Smart consolidation in 2026 therefore needs a shadow AI component. That means building an AI tool policy — not a blanket ban, which will simply be ignored, but a framework that distinguishes between approved AI tools integrated into SSO, conditionally permitted tools used for non-sensitive tasks, and prohibited tools that touch customer or regulated data. It means treating the AI category in your SaaS management platform with the same rigour you apply to any other software category. And it means recognising that the pace of AI tool adoption among employees will only accelerate, which makes getting ahead of the governance question now significantly easier than cleaning up the mess later.
What percentage of employees are currently using unapproved AI tools at work, creating a new shadow IT challenge?
✅ Key Takeaways
- Enterprise SaaS portfolios are flat at ~305 apps but spend has risen 8% year-on-year — the paradox is driven by AI pricing tiers, consumption models, and vendor-driven inflation at renewal, not new tool adoption.

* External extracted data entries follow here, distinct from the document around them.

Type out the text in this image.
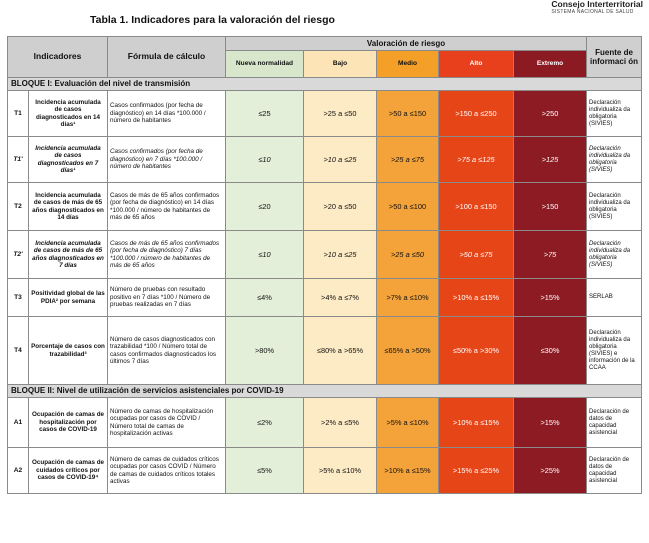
Consejo Interterritorial
SISTEMA NACIONAL DE SALUD
Tabla 1. Indicadores para la valoración del riesgo
Indicadores		Fórmula de cálculo	Valoración de riesgo					Fuente de informaci ón
			Nueva normalidad	Bajo	Medio	Alto	Extremo	
BLOQUE I: Evaluación del nivel de transmisión								
T1	Incidencia acumulada de casos diagnosticados en 14 días¹	Casos confirmados (por fecha de diagnóstico) en 14 días *100.000 / número de habitantes	≤25	>25 a ≤50	>50 a ≤150	>150 a ≤250	>250	Declaración individualiza da obligatoria (SIVIES)
T1'	Incidencia acumulada de casos diagnosticados en 7 días¹	Casos confirmados (por fecha de diagnóstico) en 7 días *100.000 / número de habitantes	≤10	>10 a ≤25	>25 a ≤75	>75 a ≤125	>125	Declaración individualiza da obligatoria (SIVIES)
T2	Incidencia acumulada de casos de más de 65 años diagnosticados en 14 días	Casos de más de 65 años confirmados (por fecha de diagnóstico) en 14 días *100.000 / número de habitantes de más de 65 años	≤20	>20 a ≤50	>50 a ≤100	>100 a ≤150	>150	Declaración individualiza da obligatoria (SIVIES)
T2'	Incidencia acumulada de casos de más de 65 años diagnosticados en 7 días	Casos de más de 65 años confirmados (por fecha de diagnóstico) 7 días *100.000 / número de habitantes de más de 65 años	≤10	>10 a ≤25	>25 a ≤50	>50 a ≤75	>75	Declaración individualiza da obligatoria (SIVIES)
T3	Positividad global de las PDIA² por semana	Número de pruebas con resultado positivo en 7 días *100 / Número de pruebas realizadas en 7 días	≤4%	>4% a ≤7%	>7% a ≤10%	>10% a ≤15%	>15%	SERLAB
T4	Porcentaje de casos con trazabilidad³	Número de casos diagnosticados con trazabilidad *100 / Número total de casos confirmados diagnosticados los últimos 7 días	>80%	≤80% a >65%	≤65% a >50%	≤50% a >30%	≤30%	Declaración individualiza da obligatoria (SIVIES) e información de la CCAA
BLOQUE II: Nivel de utilización de servicios asistenciales por COVID-19								
A1	Ocupación de camas de hospitalización por casos de COVID-19	Número de camas de hospitalización ocupadas por casos de COVID / Número total de camas de hospitalización activas	≤2%	>2% a ≤5%	>5% a ≤10%	>10% a ≤15%	>15%	Declaración de datos de capacidad asistencial
A2	Ocupación de camas de cuidados críticos por casos de COVID-19⁴	Número de camas de cuidados críticos ocupadas por casos COVID / Número de camas de cuidados críticos totales activas	≤5%	>5% a ≤10%	>10% a ≤15%	>15% a ≤25%	>25%	Declaración de datos de capacidad asistencial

- 61% of organisations were forced to cut other projects or initiatives due to unplanned SaaS cost increases — making spend visibility and renewal governance a business-critical priority, not just an IT exercise.
- The right goal of consolidation is not cost reduction — it is complexity reduction and AI readiness. The companies seeing the best AI ROI consolidated their stacks first.

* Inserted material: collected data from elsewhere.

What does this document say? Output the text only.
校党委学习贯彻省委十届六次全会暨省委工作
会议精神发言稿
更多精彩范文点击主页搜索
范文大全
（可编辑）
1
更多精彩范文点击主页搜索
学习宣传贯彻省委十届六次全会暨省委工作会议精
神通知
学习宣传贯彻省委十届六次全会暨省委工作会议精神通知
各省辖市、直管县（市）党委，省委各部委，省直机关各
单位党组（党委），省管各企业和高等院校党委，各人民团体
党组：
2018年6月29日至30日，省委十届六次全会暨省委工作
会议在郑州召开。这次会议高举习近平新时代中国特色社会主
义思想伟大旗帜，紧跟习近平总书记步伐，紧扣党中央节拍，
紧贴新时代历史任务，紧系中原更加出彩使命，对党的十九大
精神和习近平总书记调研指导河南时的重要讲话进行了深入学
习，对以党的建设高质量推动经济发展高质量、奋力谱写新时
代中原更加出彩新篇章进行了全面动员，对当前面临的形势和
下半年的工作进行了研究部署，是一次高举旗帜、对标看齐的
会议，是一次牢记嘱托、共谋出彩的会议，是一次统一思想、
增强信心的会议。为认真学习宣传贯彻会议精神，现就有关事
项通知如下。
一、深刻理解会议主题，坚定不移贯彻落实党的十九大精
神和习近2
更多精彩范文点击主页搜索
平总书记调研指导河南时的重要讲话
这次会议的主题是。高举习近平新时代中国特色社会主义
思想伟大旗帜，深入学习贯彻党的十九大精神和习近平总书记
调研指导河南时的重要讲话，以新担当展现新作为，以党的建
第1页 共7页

- Digital workers lose five full working weeks per year to app-switching friction — the human cost of sprawl is real and significant, even if it does not appear on the SaaS invoice.
- Mid-sized firms achieved a 29% reduction in apps by targeting duplicate functionality first — this is the highest-ROI starting point for any consolidation effort.
- Shadow AI is now the fastest-growing governance gap: 67% of employees use unapproved AI tools, with most using personal email accounts and bypassing all corporate security controls.
- The tools worth keeping in 2026 share three traits: they own or generate proprietary data, they have clean and well-documented APIs, and you can attribute a specific business outcome directly to their existence in the stack.